152 On pourra consulter en ligne sur le site Gallica de la BNF : Gossuin de Metz, Le mirouer du monde, impr. par J. Vivian (Genève), 1517.

description des parties de l’arbre et les procédés généraux de culture. Les chapitres suivants sont des monographies sur les plantes ou sur les parties des plantes classées par ordre alphabétique. Les deux premiers chapitres s’inspirent très largement du pseudo-Aristote car les autres sources fréquemment citées, notamment Pline et Isidore de Séville, ne consacrent pas vraiment de partie spécifique aux plantes en général. Pline en vient rapidement à énoncer des cas particuliers. Le livre XII de son Histoire Naturelle s’intéresse aux arbres. Il ne consacre que les deux premiers chapitres à des considérations générales, à savoir le « rang honorable des arbres dans la nature », en venant rapidement à évoquer des espèces particulières d’arbres exotiques : platane, arbres de l’Inde, ébène… Il ne donne des indications générales sur les arbres qu’au milieu d’autres chapitres consacrés à des espèces particulières. L’organisation de son analyse correspond à des catégories d’arbres : arbres exotiques (livre XII), histoire des arbres exotiques et des parfums (livre XIII), arbres fruitiers (livre XIV), arbres sauvages (livre XVI), arbres cultivés (livre XVII), céréales (livre XVIII), nature du lin et horticulture (livre XIX). Il traite des remèdes dans le livre XX… Le livre XVII des

Etymologies, autre modèle d’encyclopédie, n’aborde pas non plus les plantes selon les mêmes

modalités que le De Vegetabilibus ou les encyclopédies du XIIIᵉ siècle. En effet, Isidore de Séville commence par traiter de l’agriculture (chapitres 1 à 5) avant de s’intéresser à la botanique (chapitres 6 à 11). Dans l’organisation des connaissances relatives aux plantes, chaque auteur fait donc des choix qui ne sont pas seulement tributaires des sources qu’il compile.

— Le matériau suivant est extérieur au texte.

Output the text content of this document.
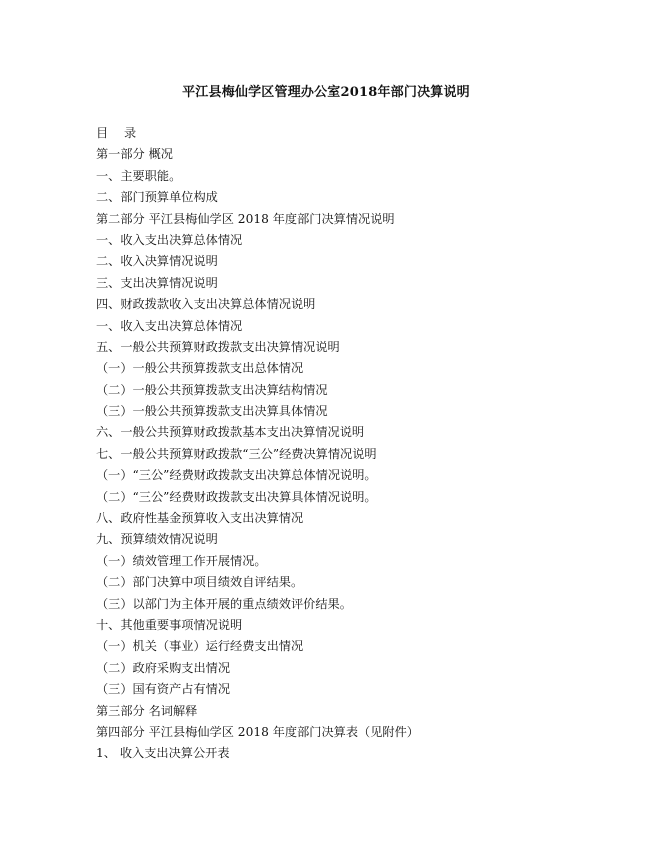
平江县梅仙学区管理办公室2018年部门决算说明
目 录
第一部分 概况
一、主要职能。
二、部门预算单位构成
第二部分 平江县梅仙学区 2018 年度部门决算情况说明
一、收入支出决算总体情况
二、收入决算情况说明
三、支出决算情况说明
四、财政拨款收入支出决算总体情况说明
一、收入支出决算总体情况
五、一般公共预算财政拨款支出决算情况说明
（一）一般公共预算拨款支出总体情况
（二）一般公共预算拨款支出决算结构情况
（三）一般公共预算拨款支出决算具体情况
六、一般公共预算财政拨款基本支出决算情况说明
七、一般公共预算财政拨款“三公”经费决算情况说明
（一）“三公”经费财政拨款支出决算总体情况说明。
（二）“三公”经费财政拨款支出决算具体情况说明。
八、政府性基金预算收入支出决算情况
九、预算绩效情况说明
（一）绩效管理工作开展情况。
（二）部门决算中项目绩效自评结果。
（三）以部门为主体开展的重点绩效评价结果。
十、其他重要事项情况说明
（一）机关（事业）运行经费支出情况
（二）政府采购支出情况
（三）国有资产占有情况
第三部分 名词解释
第四部分 平江县梅仙学区 2018 年度部门决算表（见附件）
1、 收入支出决算公开表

La façon d’organiser le savoir compilé de sources variées permet aux auteurs d’ouvrages de type encyclopédique d’apporter leur contribution. Ils sont souvent motivés par leur volonté d’offrir des ouvrages pratiques et pédagogiques. Mais si des auteurs comme Albert le Grand, Barthélémi l’Anglais ou Vincent de Beauvais sont amenés à aborder différents aspects de la botanique, ils n’établissent pas de liens entre eux. Les descriptions trouvées dans les herbiers ne servent pas aux réflexions générales sur les plantes. De la même façon, les considérations générales ne figurent que très rarement dans les parties consacrées aux espèces particulières. Ainsi, les progrès éventuels dans l’identification des plantes, ainsi que dans leur description, ne semblent-ils pas pouvoir avoir d’effets sur la connaissance de la biologie végétale, fortement dépendante de l’héritage d’Aristote. En effet, Barthélémi l’Anglais, Albert le Grand, Vincent de Beauvais et Thomas de Cantimpré se réfèrent surtout à Nicolas de Damas dans les parties générales de leurs ouvrages consacrées aux plantes.